Blagojevich was famously fastidious about his dark hair as governor, but it has gone all white because hair dyes are banned in prison.
He told WGN-TV he appreciated the president’s action.
“I’m profoundly grateful to President Trump, and it’s a profound and everlasting gratitude,” Blagojevich said. “He didn’t have to do this; he’s a Republican president and I was a Democratic governor. I’ll have a lot more to say tomorrow.”
Blagojevich would not say what plans he had for the future, but he did talk a bit about his time in prison.
“I’ve learned a lot about the criminal justice system, how unfair it can be, how unjust it is to people of color,” he said. “I’ve drawn closer to God. There is divine intervention in all of this.”
Blagojevich said that he heard about his commutation when other inmates told him they saw it on the news, adding that he “had no inkling it was coming.”

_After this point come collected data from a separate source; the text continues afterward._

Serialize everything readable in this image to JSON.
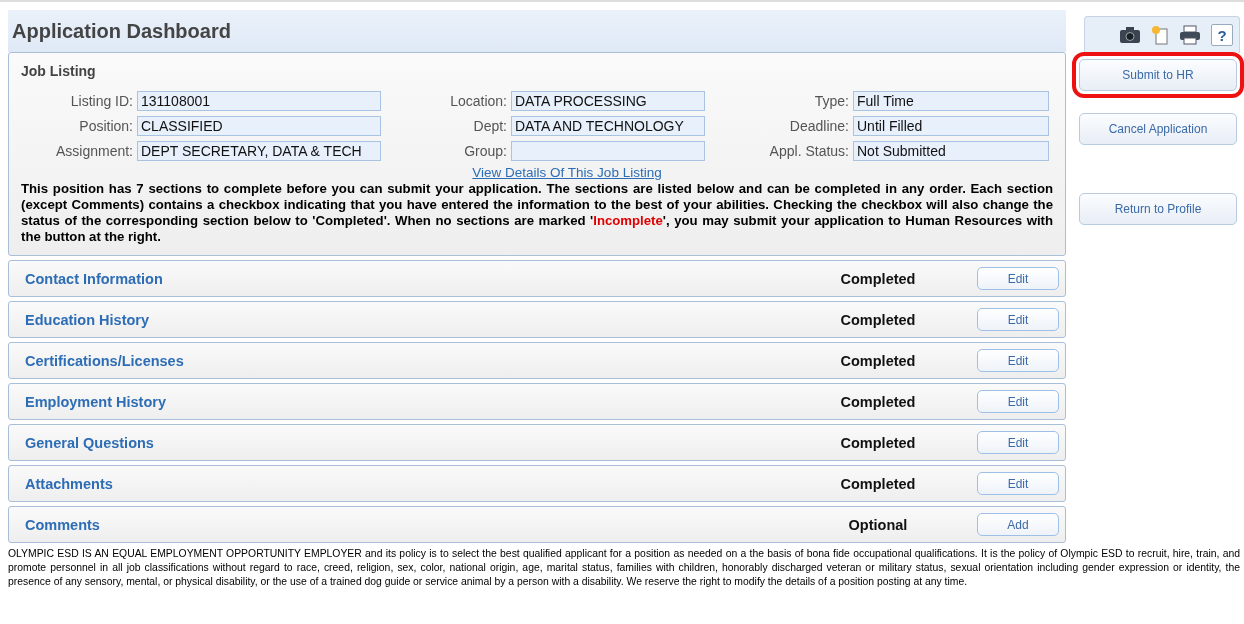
{
  "header": {
    "title": "Application Dashboard"
  },
  "toolbar": [
    {
      "kind": "camera"
    },
    {
      "kind": "new"
    },
    {
      "kind": "print"
    },
    {
      "kind": "help",
      "label": "?"
    }
  ],
  "actions": [
    {
      "label": "Submit to HR",
      "highlighted": true
    },
    {
      "label": "Cancel Application",
      "highlighted": false
    },
    {
      "label": "Return to Profile",
      "highlighted": false
    }
  ],
  "job_listing": {
    "title": "Job Listing",
    "fields": [
      {
        "label": "Listing ID:",
        "value": "131108001"
      },
      {
        "label": "Location:",
        "value": "DATA PROCESSING"
      },
      {
        "label": "Type:",
        "value": "Full Time"
      },
      {
        "label": "Position:",
        "value": "CLASSIFIED"
      },
      {
        "label": "Dept:",
        "value": "DATA AND TECHNOLOGY"
      },
      {
        "label": "Deadline:",
        "value": "Until Filled"
      },
      {
        "label": "Assignment:",
        "value": "DEPT SECRETARY, DATA & TECH"
      },
      {
        "label": "Group:"
      },
      {
        "label": "Appl. Status:",
        "value": "Not Submitted"
      }
    ],
    "link": "View Details Of This Job Listing",
    "intro": {
      "before": "This position has 7 sections to complete before you can submit your application. The sections are listed below and can be completed in any order. Each section (except Comments) contains a checkbox indicating that you have entered the information to the best of your abilities. Checking the checkbox will also change the status of the corresponding section below to 'Completed'. When no sections are marked '",
      "warning": "Incomplete",
      "after": "', you may submit your application to Human Resources with the button at the right."
    }
  },
  "sections": [
    {
      "name": "Contact Information",
      "status": "Completed",
      "action": "Edit"
    },
    {
      "name": "Education History",
      "status": "Completed",
      "action": "Edit"
    },
    {
      "name": "Certifications/Licenses",
      "status": "Completed",
      "action": "Edit"
    },
    {
      "name": "Employment History",
      "status": "Completed",
      "action": "Edit"
    },
    {
      "name": "General Questions",
      "status": "Completed",
      "action": "Edit"
    },
    {
      "name": "Attachments",
      "status": "Completed",
      "action": "Edit"
    },
    {
      "name": "Comments",
      "status": "Optional",
      "action": "Add"
    }
  ],
  "footer": "OLYMPIC ESD IS AN EQUAL EMPLOYMENT OPPORTUNITY EMPLOYER and its policy is to select the best qualified applicant for a position as needed on a the basis of bona fide occupational qualifications. It is the policy of Olympic ESD to recruit, hire, train, and promote personnel in all job classifications without regard to race, creed, religion, sex, color, national origin, age, marital status, families with children, honorably discharged veteran or military status, sexual orientation including gender expression or identity, the presence of any sensory, mental, or physical disability, or the use of a trained dog guide or service animal by a person with a disability. We reserve the right to modify the details of a position posting at any time."
}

He told ABC-TV Chicago that his future plans are to “turn evil into good.”
“I’m going to fight against the corrupt criminal justice system that all too often persecutes and prosecutes people who did nothing wrong, who oversentences people, show no mercy and who are in positions who have no accountability,” Blagojevich said. “They can do whatever they want. They can put you into prison for things that aren’t crimes.”
Blagojevich, 63, hails from a state with a long history of pay-to-play schemes. He was convicted in 2011 of crimes that included seeking to sell an appointment to former US president Barack Obama’s old Senate seat and trying to shake down a children’s hospital.
Trump had said repeatedly in recent years that he was considering taking executive action in Blagojevich’s case, only to back away from the idea.
One of Blagojevich’s lawyers said she refused to believe it at first when word of her client’s possible release began to spread, fearing that the president might not follow through.
“When it became obvious it was real, I got tears in my eyes,” Lauren Kaesberg said. “It was overwhelming.”
Others in Illinois, including the governor, said setting Blagojevich free was a mistake.
Trump “has abused his pardon power in inexplicable ways to reward his friends and condone corruption, and I deeply believe this pardon sends the wrong message at the wrong time,” Illinois Governor J.B. Pritzker said in a written statement.
Many Republicans agreed.
“In a state where corrupt, machine-style politics is still all too common, it’s important that those found guilty serve their prison sentence in its entirety,” Illinois Republican Party chairman Tim Schneider said.